In 2012, luxury powerhouse L’Oreal purchased Urban Decay for a reported $350 million. This provided Urban Decay with greater resources and distribution. However, L’Oreal also owns mass market drugstore brands like L’Oreal Paris, Garnier, and Maybelline. Luxury conglomerates typically don’t mix couture and mass brands under the same parent company.

The acquisition enabled Urban Decay to scale up while still retaining its unique brand DNA. But having ownership ties to mainstream product lines prevents Urban Decay from being considered a true luxury player. Instead, the brand straddles a fine line between prestige and mass market.

The Verdict: Not High End but Still Aspirational

Based on its pricing, marketing, and ownership, Urban Decay sits in the upper middle tier of makeup brands – above drugstores but below couture. Consumers may perceive it as higher end compared to Maybelline and other mass brands. But Urban Decay’s origins, branding, and distribution keep it firmly planted as an affordable, yet aspirational makeup line when compared against the most exclusive luxury players.

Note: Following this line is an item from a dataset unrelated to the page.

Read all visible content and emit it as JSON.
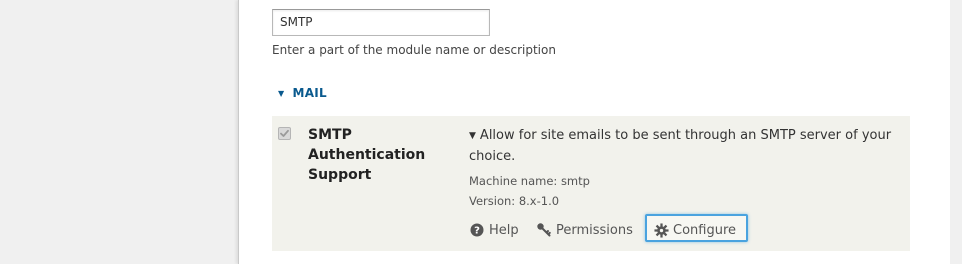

Urban Decay allows consumers to access makeup looks inspired by edgy fashion trends and the avant-garde. But the brand intentionally maintains a connection with suburban malls, younger demographics, and mass retailers. This bifurcated approach has fueled incredible success for Urban Decay, even if it can’t claim true high-end status.

So while Urban Decay might not sit beside Chanel and Tom Ford at the highest levels of luxury, it remains an influential brand in the modern makeup industry. Their products let anyone add a touch of punk rebellion or grunge edge to their beauty routine at an accessible price point – and that user base remains central to their brand identity.